The Benefits: What Great Optimization Buys You
- Happy users: Faster response times improve conversions and retention.
- Lower costs: Right-sized instances, fewer replicas, and less over-provisioning.
- Operational calm: Predictable performance and fewer pages for on-call engineers.
- Scalability headroom: Schema and index strategy supports growth without last-minute rearchitecture.
- Business agility: Teams ship features faster when the database isn’t a bottleneck.

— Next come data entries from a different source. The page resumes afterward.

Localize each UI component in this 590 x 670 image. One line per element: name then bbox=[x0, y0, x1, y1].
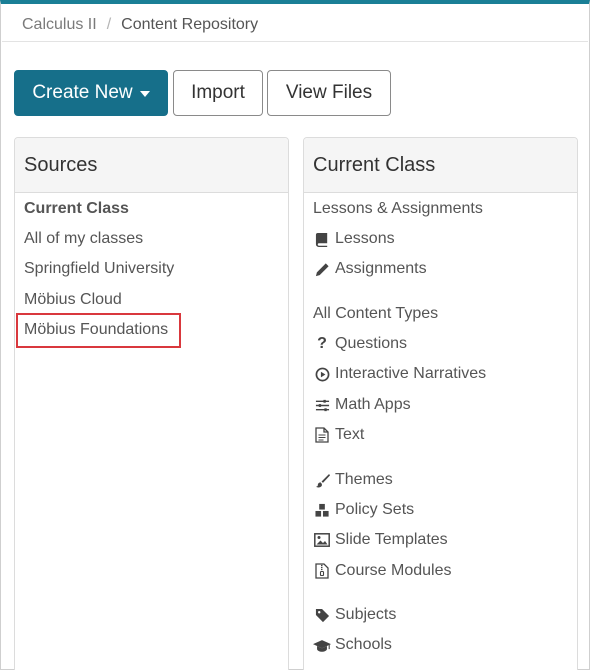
sliders-icon bbox=[313, 396, 331, 414]
source-item-springfield-university[interactable]: Springfield University bbox=[24, 260, 174, 278]
content-item-label: Course Modules bbox=[335, 562, 452, 579]
breadcrumb-separator: / bbox=[106, 16, 112, 33]
sources-panel-title: Sources bbox=[15, 138, 288, 193]
current-class-panel-title: Current Class bbox=[304, 138, 577, 193]
question-icon: ? bbox=[317, 335, 327, 352]
all-content-types-heading[interactable]: All Content Types bbox=[313, 305, 438, 323]
content-item-label: Math Apps bbox=[335, 396, 411, 413]
cubes-icon bbox=[313, 501, 331, 519]
content-item-label: Subjects bbox=[335, 606, 397, 623]
content-item-course-modules[interactable]: Course Modules bbox=[313, 562, 452, 580]
breadcrumb: Calculus II / Content Repository bbox=[22, 16, 258, 34]
document-icon bbox=[313, 426, 331, 444]
content-item-label: Lessons bbox=[335, 230, 395, 247]
content-item-interactive-narratives[interactable]: Interactive Narratives bbox=[313, 365, 486, 383]
content-item-math-apps[interactable]: Math Apps bbox=[313, 396, 411, 414]
content-repository-window: Calculus II / Content Repository Create … bbox=[0, 0, 590, 670]
current-class-panel: Current Class Lessons & Assignments Less… bbox=[303, 137, 578, 670]
lessons-assignments-heading[interactable]: Lessons & Assignments bbox=[313, 200, 483, 218]
tag-icon bbox=[313, 606, 331, 624]
play-circle-icon bbox=[313, 365, 331, 383]
content-item-label: Interactive Narratives bbox=[335, 365, 487, 382]
view-files-button[interactable]: View Files bbox=[267, 70, 391, 116]
content-item-questions[interactable]: ? Questions bbox=[313, 335, 407, 353]
content-item-label: Slide Templates bbox=[335, 531, 448, 548]
content-item-policy-sets[interactable]: Policy Sets bbox=[313, 501, 414, 519]
source-item-current-class[interactable]: Current Class bbox=[24, 200, 129, 218]
content-item-label: Policy Sets bbox=[335, 501, 415, 518]
content-item-label: Questions bbox=[335, 335, 408, 352]
content-item-schools[interactable]: Schools bbox=[313, 636, 392, 654]
create-new-label: Create New bbox=[32, 82, 133, 103]
content-item-themes[interactable]: Themes bbox=[313, 471, 393, 489]
content-item-slide-templates[interactable]: Slide Templates bbox=[313, 531, 448, 549]
content-item-text[interactable]: Text bbox=[313, 426, 364, 444]
graduation-cap-icon bbox=[313, 636, 331, 654]
content-item-label: Schools bbox=[335, 636, 392, 653]
content-item-label: Themes bbox=[335, 471, 393, 488]
pencil-icon bbox=[313, 260, 331, 278]
content-item-subjects[interactable]: Subjects bbox=[313, 606, 396, 624]
archive-file-icon bbox=[313, 562, 331, 580]
breadcrumb-course-link[interactable]: Calculus II bbox=[22, 16, 97, 34]
breadcrumb-current: Content Repository bbox=[121, 16, 259, 33]
book-icon bbox=[313, 230, 331, 248]
content-item-label: Assignments bbox=[335, 260, 427, 277]
import-button[interactable]: Import bbox=[173, 70, 263, 116]
content-item-lessons[interactable]: Lessons bbox=[313, 230, 395, 248]
paintbrush-icon bbox=[313, 471, 331, 489]
create-new-button[interactable]: Create New bbox=[14, 70, 168, 116]
source-item-mobius-cloud[interactable]: Möbius Cloud bbox=[24, 291, 122, 309]
caret-down-icon bbox=[139, 91, 150, 97]
header-divider bbox=[2, 41, 588, 42]
highlight-annotation-box bbox=[16, 313, 181, 348]
content-item-assignments[interactable]: Assignments bbox=[313, 260, 427, 278]
content-item-label: Text bbox=[335, 426, 365, 443]
image-icon bbox=[313, 531, 331, 549]
sources-panel: Sources Current Class All of my classes … bbox=[14, 137, 289, 670]
source-item-all-classes[interactable]: All of my classes bbox=[24, 230, 143, 248]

Best Practices You Can Adopt Today
- Prefer range-sargable filters over functions on indexed columns.
- Design indexes to match filters and sort order.
- Measure with production-like data and workloads; synthetic, but realistic.
- Keep stats fresh; watch for plan instability after large data changes.
- Paginate with keysets for infinite scroll and activity feeds.
- Use partial/filtered indexes for hot subsets of data.
- Partition time-series tables and prune aggressively.
- Cache what you can—application cache, materialized views, result caches.
- Tune memory for the workload (buffer pool/shared buffers, work_mem).
- Automate maintenance: vacuum, analyze, reindex, and backups.
- Treat schema changes like code, with reviews and rollbacks.
- Document and share learnings to make performance a team habit.
Final Thoughts
Database Optimization is not a trick bag or a checklist you do once. It’s a mindset anchored in measurement, clarity of intent, and respect for the costs of data movement. Start with the queries that matter most to your users, make the smallest changes that deliver the biggest wins, and enshrine those wins in your tooling and culture. Over time, you’ll build a system that’s not only fast, but resilient—able to grow without surprise as the business thrives.